Consequently, research has defined the biological activities of Rg3 ginsenosides, including anti-inflammation, but most studies have reported the efficacy of a single and purified Rg3 compound. The extraction and purification of minor ginsenosides (Rg3) from ginseng is a multistep, time-consuming, and money-consuming process. Using a mixture of major ginsenosides to produce minor ginsenosides with strong anti-inflammatory activity is a promising way to reduce the time, cost, and work procedure. In the present study, the PPD-class of major ginsenosides (Rc, Rd, and Rb1) was converted into a mixture of minor ginsenosides (Rg3(S), Rg3(R), Rg5, and Rk1) by heat and organic acid treatment, which showed a promising ability to combat inflammation.
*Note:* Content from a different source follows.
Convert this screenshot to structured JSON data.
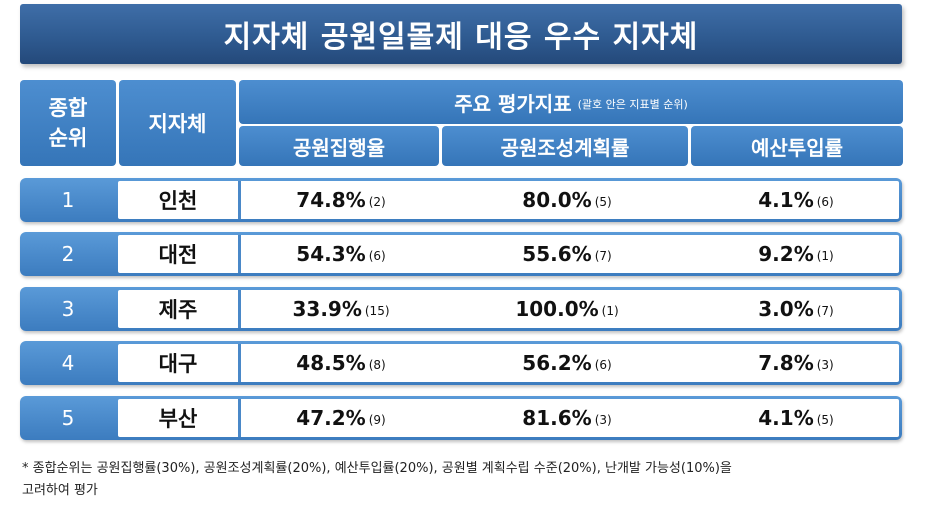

Compared to Rg3(S), GRg3-mix treatment efficiently increased cell viability and decreased NO production in LPS-induced murine RAW264.7 macrophages. In addition, it efficiently downregulated the mRNA and protein expression of the inflammatory cytokines TNF-α, iNOS, NF-κB, IL-6, COX-2, and IL-1β. In conclusion, the economically produced GRg3-mix has promising anti-inflammatory activity with a simple production procedure as compared to pure and extracted Rg3(S) compounds.